Where should investors be putting their money? The stock market is extremely volatile, and it is no higher than it was years ago. T-bonds are paying historically low interest. Even real estate looks really risky. Meanwhile, startups have been doing relatively well. Startups like AirBNB, Groupon, and Dropbox have all grown really fast.


Who cares about the short term cycles, as time goes by there is more and more money to be made online and ever increasing amounts of quality web companies being started. Those that stop investing will just miss out on quality companies.

Sure the valuations may not be as crazy high but that didn't seem to be a bad thing a few years ago.


I'd call BS on anyone saying the investment climate is going to be markedly different 3 to 6 months from now. no one has a crystal ball, and neither does he have inside information unavailable to everyone else.


He laid out his reasoning quite clearly - do you disagree with his points? If so, which ones and why?


The sustainability hypothesis is broken.

investment in VC firms also lags investment by VCs. As a result, you can't look at the fact that deployed capital currently exceed AUM and conclude that somehow the trend will continue. I fully expect VC firms to raise more money as there are more investible opportunities.

To put it concretely, there is a state of the world in which VC firms leverage up (at very low rates), reducing the amount of money they need to accept upfront. Imagine that the firms arranged for a 2x leverage scenario. Then, they would only need about 7.2 B to service the 14.3B investment, much less than the 8.1 B invested

And as far as market moves are concerned, the fact that even smart money is getting slammed in the market moves suggests that most asset classes are poor short-term investments. And for those things that are doing well (e.g. gold), margin pressures and other actions (e.g. redemptions) are slowly forcing people out of those markets. In fact, he admits as much: " A number of sharp daily swings highlighted the volatility that makes venture capitalists and other investors nervous about investing." nervous about investing in equities and derivatives markets, not in startups which aren't subject to the whims of the stock market.

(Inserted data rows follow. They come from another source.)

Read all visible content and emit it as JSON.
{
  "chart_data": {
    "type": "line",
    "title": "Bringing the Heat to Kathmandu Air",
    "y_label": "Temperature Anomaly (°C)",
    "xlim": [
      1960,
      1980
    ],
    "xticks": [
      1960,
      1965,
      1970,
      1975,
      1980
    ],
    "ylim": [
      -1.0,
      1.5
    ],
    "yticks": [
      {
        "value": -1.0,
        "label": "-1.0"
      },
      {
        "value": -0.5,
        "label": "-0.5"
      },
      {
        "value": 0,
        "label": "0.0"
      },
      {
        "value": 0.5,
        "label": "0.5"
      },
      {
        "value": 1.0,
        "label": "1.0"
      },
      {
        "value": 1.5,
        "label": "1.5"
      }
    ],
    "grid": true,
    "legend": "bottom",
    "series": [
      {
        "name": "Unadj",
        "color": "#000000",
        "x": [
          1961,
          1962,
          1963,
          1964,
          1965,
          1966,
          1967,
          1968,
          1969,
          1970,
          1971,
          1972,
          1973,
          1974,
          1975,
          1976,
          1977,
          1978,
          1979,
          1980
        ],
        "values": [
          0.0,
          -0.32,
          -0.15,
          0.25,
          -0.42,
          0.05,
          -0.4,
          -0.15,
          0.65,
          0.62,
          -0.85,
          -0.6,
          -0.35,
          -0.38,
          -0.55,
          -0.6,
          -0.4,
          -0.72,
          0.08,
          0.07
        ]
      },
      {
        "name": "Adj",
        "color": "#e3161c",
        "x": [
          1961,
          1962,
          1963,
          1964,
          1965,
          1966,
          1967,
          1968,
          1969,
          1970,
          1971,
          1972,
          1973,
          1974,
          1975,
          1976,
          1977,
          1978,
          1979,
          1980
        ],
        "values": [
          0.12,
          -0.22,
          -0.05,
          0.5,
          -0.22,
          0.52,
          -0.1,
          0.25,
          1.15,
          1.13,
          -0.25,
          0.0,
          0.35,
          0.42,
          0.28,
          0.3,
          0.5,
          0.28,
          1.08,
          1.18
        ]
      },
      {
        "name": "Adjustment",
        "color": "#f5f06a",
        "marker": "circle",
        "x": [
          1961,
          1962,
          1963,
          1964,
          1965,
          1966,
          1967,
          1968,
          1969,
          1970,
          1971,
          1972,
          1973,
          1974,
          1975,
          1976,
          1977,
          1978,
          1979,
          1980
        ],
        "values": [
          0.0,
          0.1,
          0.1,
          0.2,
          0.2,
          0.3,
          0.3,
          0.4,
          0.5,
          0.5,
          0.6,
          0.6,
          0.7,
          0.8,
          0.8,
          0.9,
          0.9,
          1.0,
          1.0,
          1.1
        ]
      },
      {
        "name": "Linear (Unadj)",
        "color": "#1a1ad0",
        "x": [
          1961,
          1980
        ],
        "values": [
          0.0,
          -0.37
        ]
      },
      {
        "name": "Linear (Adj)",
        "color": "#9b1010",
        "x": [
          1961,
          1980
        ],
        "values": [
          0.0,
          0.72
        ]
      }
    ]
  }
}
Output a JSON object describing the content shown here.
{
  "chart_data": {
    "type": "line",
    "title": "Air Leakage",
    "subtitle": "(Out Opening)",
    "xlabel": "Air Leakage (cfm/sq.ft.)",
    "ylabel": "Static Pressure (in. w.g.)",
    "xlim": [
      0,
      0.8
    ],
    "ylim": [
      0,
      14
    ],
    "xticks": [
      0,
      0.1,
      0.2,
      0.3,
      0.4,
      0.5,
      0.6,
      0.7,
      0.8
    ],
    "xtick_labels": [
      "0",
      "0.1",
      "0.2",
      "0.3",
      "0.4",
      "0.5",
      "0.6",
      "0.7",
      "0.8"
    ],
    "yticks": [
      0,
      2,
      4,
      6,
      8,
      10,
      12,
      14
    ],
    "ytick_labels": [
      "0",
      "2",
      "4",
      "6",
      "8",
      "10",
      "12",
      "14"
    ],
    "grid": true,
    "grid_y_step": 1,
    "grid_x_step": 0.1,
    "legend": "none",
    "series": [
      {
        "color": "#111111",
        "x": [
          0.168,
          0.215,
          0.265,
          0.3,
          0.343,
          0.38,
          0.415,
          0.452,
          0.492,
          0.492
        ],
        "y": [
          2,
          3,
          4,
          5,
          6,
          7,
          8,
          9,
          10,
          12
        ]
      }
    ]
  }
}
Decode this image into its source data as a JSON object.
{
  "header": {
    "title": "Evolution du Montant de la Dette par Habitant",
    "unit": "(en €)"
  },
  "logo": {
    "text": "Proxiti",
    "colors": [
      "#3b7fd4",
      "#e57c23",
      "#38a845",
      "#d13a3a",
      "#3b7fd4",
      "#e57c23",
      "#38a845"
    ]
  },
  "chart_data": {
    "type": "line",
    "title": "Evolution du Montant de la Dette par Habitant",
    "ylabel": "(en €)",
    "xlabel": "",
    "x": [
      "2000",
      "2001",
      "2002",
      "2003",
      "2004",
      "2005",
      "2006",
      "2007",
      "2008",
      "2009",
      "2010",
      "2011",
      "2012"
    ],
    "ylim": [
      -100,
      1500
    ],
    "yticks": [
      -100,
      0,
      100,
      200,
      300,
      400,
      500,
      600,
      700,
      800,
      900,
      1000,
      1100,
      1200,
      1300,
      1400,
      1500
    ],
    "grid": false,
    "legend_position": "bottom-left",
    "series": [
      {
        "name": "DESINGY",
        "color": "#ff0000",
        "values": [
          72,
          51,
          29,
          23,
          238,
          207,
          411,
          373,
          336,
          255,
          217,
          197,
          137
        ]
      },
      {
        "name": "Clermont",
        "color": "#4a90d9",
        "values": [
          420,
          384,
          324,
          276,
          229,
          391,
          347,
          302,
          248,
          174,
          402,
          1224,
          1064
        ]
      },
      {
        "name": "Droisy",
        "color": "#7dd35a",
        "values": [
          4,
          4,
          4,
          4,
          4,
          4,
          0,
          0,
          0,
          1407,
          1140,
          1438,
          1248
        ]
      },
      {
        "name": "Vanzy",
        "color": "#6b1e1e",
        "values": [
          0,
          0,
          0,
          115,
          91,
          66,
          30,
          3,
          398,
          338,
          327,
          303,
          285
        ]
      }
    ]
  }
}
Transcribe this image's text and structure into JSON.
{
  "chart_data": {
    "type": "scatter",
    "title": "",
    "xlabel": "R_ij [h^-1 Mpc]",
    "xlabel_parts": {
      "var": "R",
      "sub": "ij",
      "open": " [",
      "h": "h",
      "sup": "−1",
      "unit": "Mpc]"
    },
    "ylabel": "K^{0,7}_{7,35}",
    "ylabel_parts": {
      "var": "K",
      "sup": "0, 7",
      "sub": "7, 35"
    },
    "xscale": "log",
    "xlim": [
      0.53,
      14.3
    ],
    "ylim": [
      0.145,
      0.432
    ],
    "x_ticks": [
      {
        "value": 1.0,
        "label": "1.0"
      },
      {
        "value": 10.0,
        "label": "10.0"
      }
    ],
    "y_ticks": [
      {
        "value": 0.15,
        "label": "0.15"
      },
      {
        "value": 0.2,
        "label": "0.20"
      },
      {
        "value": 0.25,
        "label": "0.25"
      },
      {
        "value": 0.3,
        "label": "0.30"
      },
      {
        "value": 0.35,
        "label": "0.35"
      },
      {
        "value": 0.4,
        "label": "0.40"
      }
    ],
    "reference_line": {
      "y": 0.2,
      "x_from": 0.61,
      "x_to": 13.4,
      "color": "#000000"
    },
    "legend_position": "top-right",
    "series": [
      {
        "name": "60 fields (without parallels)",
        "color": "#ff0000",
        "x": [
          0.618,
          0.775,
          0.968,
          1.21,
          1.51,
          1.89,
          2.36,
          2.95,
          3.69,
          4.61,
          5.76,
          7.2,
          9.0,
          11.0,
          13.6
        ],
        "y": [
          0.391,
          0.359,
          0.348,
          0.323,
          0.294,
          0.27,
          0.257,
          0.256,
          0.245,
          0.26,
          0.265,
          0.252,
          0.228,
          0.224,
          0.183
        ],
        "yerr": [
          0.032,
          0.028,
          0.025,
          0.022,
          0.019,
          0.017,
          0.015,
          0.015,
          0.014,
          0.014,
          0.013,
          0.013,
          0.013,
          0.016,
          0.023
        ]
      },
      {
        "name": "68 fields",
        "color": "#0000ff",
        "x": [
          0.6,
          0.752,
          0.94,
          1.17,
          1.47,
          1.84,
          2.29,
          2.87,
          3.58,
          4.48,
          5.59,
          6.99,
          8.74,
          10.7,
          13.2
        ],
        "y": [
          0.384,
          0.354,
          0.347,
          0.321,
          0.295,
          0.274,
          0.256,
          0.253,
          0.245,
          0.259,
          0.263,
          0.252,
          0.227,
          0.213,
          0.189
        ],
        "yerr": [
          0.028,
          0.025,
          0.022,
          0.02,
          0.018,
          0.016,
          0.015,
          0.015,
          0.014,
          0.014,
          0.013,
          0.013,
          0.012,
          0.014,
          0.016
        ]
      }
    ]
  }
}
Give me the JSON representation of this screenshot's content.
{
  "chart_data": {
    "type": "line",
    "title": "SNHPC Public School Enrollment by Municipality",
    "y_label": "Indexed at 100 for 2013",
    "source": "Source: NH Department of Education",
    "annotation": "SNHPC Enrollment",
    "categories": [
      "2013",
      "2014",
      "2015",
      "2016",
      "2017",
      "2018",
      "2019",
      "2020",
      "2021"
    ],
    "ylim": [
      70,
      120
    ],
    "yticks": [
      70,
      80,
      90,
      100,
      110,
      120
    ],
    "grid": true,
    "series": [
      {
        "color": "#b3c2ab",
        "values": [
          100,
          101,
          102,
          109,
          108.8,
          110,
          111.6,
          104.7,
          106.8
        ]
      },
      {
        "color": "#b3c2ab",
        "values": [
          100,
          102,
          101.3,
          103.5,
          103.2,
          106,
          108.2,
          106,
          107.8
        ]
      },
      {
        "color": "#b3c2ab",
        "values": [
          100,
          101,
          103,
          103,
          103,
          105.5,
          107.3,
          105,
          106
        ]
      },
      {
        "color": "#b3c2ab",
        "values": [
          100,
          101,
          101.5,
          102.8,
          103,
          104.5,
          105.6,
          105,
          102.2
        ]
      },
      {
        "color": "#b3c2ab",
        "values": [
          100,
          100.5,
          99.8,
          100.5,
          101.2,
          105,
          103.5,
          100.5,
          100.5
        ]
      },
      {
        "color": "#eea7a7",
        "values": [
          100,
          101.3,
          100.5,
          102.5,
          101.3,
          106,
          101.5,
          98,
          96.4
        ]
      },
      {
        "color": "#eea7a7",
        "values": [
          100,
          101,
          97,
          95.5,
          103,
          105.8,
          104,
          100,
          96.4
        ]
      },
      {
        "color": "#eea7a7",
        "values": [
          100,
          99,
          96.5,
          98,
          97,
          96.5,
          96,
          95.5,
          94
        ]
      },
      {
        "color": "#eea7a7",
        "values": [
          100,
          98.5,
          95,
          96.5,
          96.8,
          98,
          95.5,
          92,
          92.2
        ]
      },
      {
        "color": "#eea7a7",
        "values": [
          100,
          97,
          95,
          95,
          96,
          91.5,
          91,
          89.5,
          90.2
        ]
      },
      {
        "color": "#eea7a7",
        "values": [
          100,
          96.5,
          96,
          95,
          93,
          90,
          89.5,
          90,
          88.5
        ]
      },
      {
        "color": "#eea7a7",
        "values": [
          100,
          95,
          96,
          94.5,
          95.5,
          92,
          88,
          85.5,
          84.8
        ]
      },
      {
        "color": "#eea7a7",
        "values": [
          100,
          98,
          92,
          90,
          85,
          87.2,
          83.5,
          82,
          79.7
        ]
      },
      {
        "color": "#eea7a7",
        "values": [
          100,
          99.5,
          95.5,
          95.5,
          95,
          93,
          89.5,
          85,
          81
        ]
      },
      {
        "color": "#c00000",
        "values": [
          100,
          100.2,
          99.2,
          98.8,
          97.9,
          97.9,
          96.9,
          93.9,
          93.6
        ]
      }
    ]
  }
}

"[Investors are] nervous about investing in equities and derivatives markets, not in startups which aren't subject to the whims of the stock market."

Um...what? I know that around here people tend to focus disproportionately on the "exits" involving Google buying dinky, 2-person companies for talent, but industry-wide VC returns are predicated almost exclusively upon stock market performance. IPOs don't do well in bear markets, and if there's no IPO market, there's no venture capital. If there's no VC, there's no angel investment. Google can't prop up the whole ecosystem.

It might take a few years to shake out (especially to work its way down to the angel investors), but if the recent bear markets hold, the money will do what it's always done in bear markets: go to cash, bonds and other conservative vehicles -- even if it means taking a small loss. The hypothesis that people will suddenly start making speculative investments because bond yields are low ignores the very factors that are making bond yields low in the first place.


Is down IPO market due to bear market or SOX regulation?

I think IPOs went down well before 2008. Classic unintended consequence, where SOX hurts IPOs, which hurts VCs, which hurts startups, which hurts job creation...


Companies have been postponing IPOs due to crappy market conditions for several months now. Did Sarbanes-Oxley have something to do with it? Yes. Is it the exclusive problem? Obviously not.